Efficiently Assemble Normalization Layers and Regularization for Federated Domain Generalization
Khiem Le, Long Ho, Cuong Do, Danh Le-Phuoc, Kok-Seng Wong
TL;DR
This work tackles domain shift in Federated Domain Generalization (FedDG) under privacy constraints. It introduces gPerXAN, which combines a personalized normalization scheme (PerXAN) that globally aggregates Instance Normalization and locally personalizes Batch Normalization, with a simple guiding regularizer to encourage domain-invariant representations for the global classifier.
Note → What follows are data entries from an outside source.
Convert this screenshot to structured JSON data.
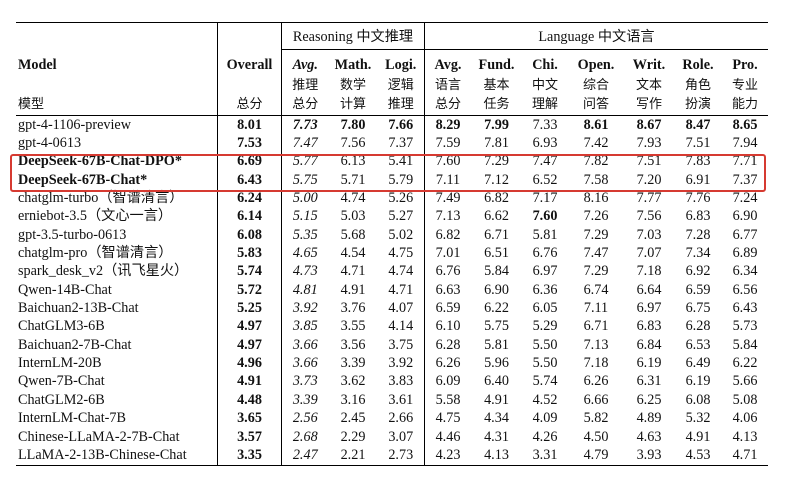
{
  "groups": {
    "reasoning": "Reasoning 中文推理",
    "language": "Language 中文语言"
  },
  "headers": {
    "model": "Model",
    "model_cn": "模型",
    "overall": "Overall",
    "overall_cn": "总分",
    "r_avg": "Avg.",
    "r_avg_cn1": "推理",
    "r_avg_cn2": "总分",
    "math": "Math.",
    "math_cn1": "数学",
    "math_cn2": "计算",
    "logi": "Logi.",
    "logi_cn1": "逻辑",
    "logi_cn2": "推理",
    "l_avg": "Avg.",
    "l_avg_cn1": "语言",
    "l_avg_cn2": "总分",
    "fund": "Fund.",
    "fund_cn1": "基本",
    "fund_cn2": "任务",
    "chi": "Chi.",
    "chi_cn1": "中文",
    "chi_cn2": "理解",
    "open": "Open.",
    "open_cn1": "综合",
    "open_cn2": "问答",
    "writ": "Writ.",
    "writ_cn1": "文本",
    "writ_cn2": "写作",
    "role": "Role.",
    "role_cn1": "角色",
    "role_cn2": "扮演",
    "pro": "Pro.",
    "pro_cn1": "专业",
    "pro_cn2": "能力"
  },
  "rows": [
    {
      "model": "gpt-4-1106-preview",
      "overall": "8.01",
      "r_avg": "7.73",
      "math": "7.80",
      "logi": "7.66",
      "l_avg": "8.29",
      "fund": "7.99",
      "chi": "7.33",
      "open": "8.61",
      "writ": "8.67",
      "role": "8.47",
      "pro": "8.65"
    },
    {
      "model": "gpt-4-0613",
      "overall": "7.53",
      "r_avg": "7.47",
      "math": "7.56",
      "logi": "7.37",
      "l_avg": "7.59",
      "fund": "7.81",
      "chi": "6.93",
      "open": "7.42",
      "writ": "7.93",
      "role": "7.51",
      "pro": "7.94"
    },
    {
      "model": "DeepSeek-67B-Chat-DPO*",
      "overall": "6.69",
      "r_avg": "5.77",
      "math": "6.13",
      "logi": "5.41",
      "l_avg": "7.60",
      "fund": "7.29",
      "chi": "7.47",
      "open": "7.82",
      "writ": "7.51",
      "role": "7.83",
      "pro": "7.71"
    },
    {
      "model": "DeepSeek-67B-Chat*",
      "overall": "6.43",
      "r_avg": "5.75",
      "math": "5.71",
      "logi": "5.79",
      "l_avg": "7.11",
      "fund": "7.12",
      "chi": "6.52",
      "open": "7.58",
      "writ": "7.20",
      "role": "6.91",
      "pro": "7.37"
    },
    {
      "model": "chatglm-turbo（智谱清言）",
      "overall": "6.24",
      "r_avg": "5.00",
      "math": "4.74",
      "logi": "5.26",
      "l_avg": "7.49",
      "fund": "6.82",
      "chi": "7.17",
      "open": "8.16",
      "writ": "7.77",
      "role": "7.76",
      "pro": "7.24"
    },
    {
      "model": "erniebot-3.5（文心一言）",
      "overall": "6.14",
      "r_avg": "5.15",
      "math": "5.03",
      "logi": "5.27",
      "l_avg": "7.13",
      "fund": "6.62",
      "chi": "7.60",
      "open": "7.26",
      "writ": "7.56",
      "role": "6.83",
      "pro": "6.90"
    },
    {
      "model": "gpt-3.5-turbo-0613",
      "overall": "6.08",
      "r_avg": "5.35",
      "math": "5.68",
      "logi": "5.02",
      "l_avg": "6.82",
      "fund": "6.71",
      "chi": "5.81",
      "open": "7.29",
      "writ": "7.03",
      "role": "7.28",
      "pro": "6.77"
    },
    {
      "model": "chatglm-pro（智谱清言）",
      "overall": "5.83",
      "r_avg": "4.65",
      "math": "4.54",
      "logi": "4.75",
      "l_avg": "7.01",
      "fund": "6.51",
      "chi": "6.76",
      "open": "7.47",
      "writ": "7.07",
      "role": "7.34",
      "pro": "6.89"
    },
    {
      "model": "spark_desk_v2（讯飞星火）",
      "overall": "5.74",
      "r_avg": "4.73",
      "math": "4.71",
      "logi": "4.74",
      "l_avg": "6.76",
      "fund": "5.84",
      "chi": "6.97",
      "open": "7.29",
      "writ": "7.18",
      "role": "6.92",
      "pro": "6.34"
    },
    {
      "model": "Qwen-14B-Chat",
      "overall": "5.72",
      "r_avg": "4.81",
      "math": "4.91",
      "logi": "4.71",
      "l_avg": "6.63",
      "fund": "6.90",
      "chi": "6.36",
      "open": "6.74",
      "writ": "6.64",
      "role": "6.59",
      "pro": "6.56"
    },
    {
      "model": "Baichuan2-13B-Chat",
      "overall": "5.25",
      "r_avg": "3.92",
      "math": "3.76",
      "logi": "4.07",
      "l_avg": "6.59",
      "fund": "6.22",
      "chi": "6.05",
      "open": "7.11",
      "writ": "6.97",
      "role": "6.75",
      "pro": "6.43"
    },
    {
      "model": "ChatGLM3-6B",
      "overall": "4.97",
      "r_avg": "3.85",
      "math": "3.55",
      "logi": "4.14",
      "l_avg": "6.10",
      "fund": "5.75",
      "chi": "5.29",
      "open": "6.71",
      "writ": "6.83",
      "role": "6.28",
      "pro": "5.73"
    },
    {
      "model": "Baichuan2-7B-Chat",
      "overall": "4.97",
      "r_avg": "3.66",
      "math": "3.56",
      "logi": "3.75",
      "l_avg": "6.28",
      "fund": "5.81",
      "chi": "5.50",
      "open": "7.13",
      "writ": "6.84",
      "role": "6.53",
      "pro": "5.84"
    },
    {
      "model": "InternLM-20B",
      "overall": "4.96",
      "r_avg": "3.66",
      "math": "3.39",
      "logi": "3.92",
      "l_avg": "6.26",
      "fund": "5.96",
      "chi": "5.50",
      "open": "7.18",
      "writ": "6.19",
      "role": "6.49",
      "pro": "6.22"
    },
    {
      "model": "Qwen-7B-Chat",
      "overall": "4.91",
      "r_avg": "3.73",
      "math": "3.62",
      "logi": "3.83",
      "l_avg": "6.09",
      "fund": "6.40",
      "chi": "5.74",
      "open": "6.26",
      "writ": "6.31",
      "role": "6.19",
      "pro": "5.66"
    },
    {
      "model": "ChatGLM2-6B",
      "overall": "4.48",
      "r_avg": "3.39",
      "math": "3.16",
      "logi": "3.61",
      "l_avg": "5.58",
      "fund": "4.91",
      "chi": "4.52",
      "open": "6.66",
      "writ": "6.25",
      "role": "6.08",
      "pro": "5.08"
    },
    {
      "model": "InternLM-Chat-7B",
      "overall": "3.65",
      "r_avg": "2.56",
      "math": "2.45",
      "logi": "2.66",
      "l_avg": "4.75",
      "fund": "4.34",
      "chi": "4.09",
      "open": "5.82",
      "writ": "4.89",
      "role": "5.32",
      "pro": "4.06"
    },
    {
      "model": "Chinese-LLaMA-2-7B-Chat",
      "overall": "3.57",
      "r_avg": "2.68",
      "math": "2.29",
      "logi": "3.07",
      "l_avg": "4.46",
      "fund": "4.31",
      "chi": "4.26",
      "open": "4.50",
      "writ": "4.63",
      "role": "4.91",
      "pro": "4.13"
    },
    {
      "model": "LLaMA-2-13B-Chinese-Chat",
      "overall": "3.35",
      "r_avg": "2.47",
      "math": "2.21",
      "logi": "2.73",
      "l_avg": "4.23",
      "fund": "4.13",
      "chi": "3.31",
      "open": "4.79",
      "writ": "3.93",
      "role": "4.53",
      "pro": "4.71"
    }
  ],
  "bold_cells": [
    [
      0,
      "overall"
    ],
    [
      0,
      "r_avg"
    ],
    [
      0,
      "math"
    ],
    [
      0,
      "logi"
    ],
    [
      0,
      "l_avg"
    ],
    [
      0,
      "fund"
    ],
    [
      0,
      "open"
    ],
    [
      0,
      "writ"
    ],
    [
      0,
      "role"
    ],
    [
      0,
      "pro"
    ],
    [
      1,
      "overall"
    ],
    [
      2,
      "model"
    ],
    [
      2,
      "overall"
    ],
    [
      3,
      "model"
    ],
    [
      3,
      "overall"
    ],
    [
      4,
      "overall"
    ],
    [
      5,
      "overall"
    ],
    [
      5,
      "chi"
    ],
    [
      6,
      "overall"
    ],
    [
      7,
      "overall"
    ],
    [
      8,
      "overall"
    ],
    [
      9,
      "overall"
    ],
    [
      10,
      "overall"
    ],
    [
      11,
      "overall"
    ],
    [
      12,
      "overall"
    ],
    [
      13,
      "overall"
    ],
    [
      14,
      "overall"
    ],
    [
      15,
      "overall"
    ],
    [
      16,
      "overall"
    ],
    [
      17,
      "overall"
    ],
    [
      18,
      "overall"
    ]
  ],
  "highlight_color": "#d63a31"
}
The key contributions are the Explicitly Assembled Normalization (XAN) and PerXAN, plus Regularization as Guidance, validated on PACS, Office-Home, and Camelyon17 where it outperforms state-of-the-art FedDG baselines. The approach preserves privacy by sharing only model parameters and offers efficiency advantages over data-sharing-based methods, providing a practical, scalable solution for DG in federated settings.
Abstract
Domain shift is a formidable issue in Machine Learning that causes a model to suffer from performance degradation when tested on unseen domains. Federated Domain Generalization (FedDG) attempts to train a global model using collaborative clients in a privacy-preserving manner that can generalize well to unseen clients possibly with domain shift. However, most existing FedDG methods either cause additional privacy risks of data leakage or induce significant costs in client communication and computation, which are major concerns in the Federated Learning paradigm. To circumvent these challenges, here we introduce a novel architectural method for FedDG, namely gPerXAN, which relies on a normalization scheme working with a guiding regularizer. In particular, we carefully design Personalized eXplicitly Assembled Normalization to enforce client models selectively filtering domain-specific features that are biased towards local data while retaining discrimination of those features. Then, we incorporate a simple yet effective regularizer to guide these models in directly capturing domain-invariant representations that the global model's classifier can leverage. Extensive experimental results on two benchmark datasets, i.e., PACS and Office-Home, and a real-world medical dataset, Camelyon17, indicate that our proposed method outperforms other existing methods in addressing this particular problem.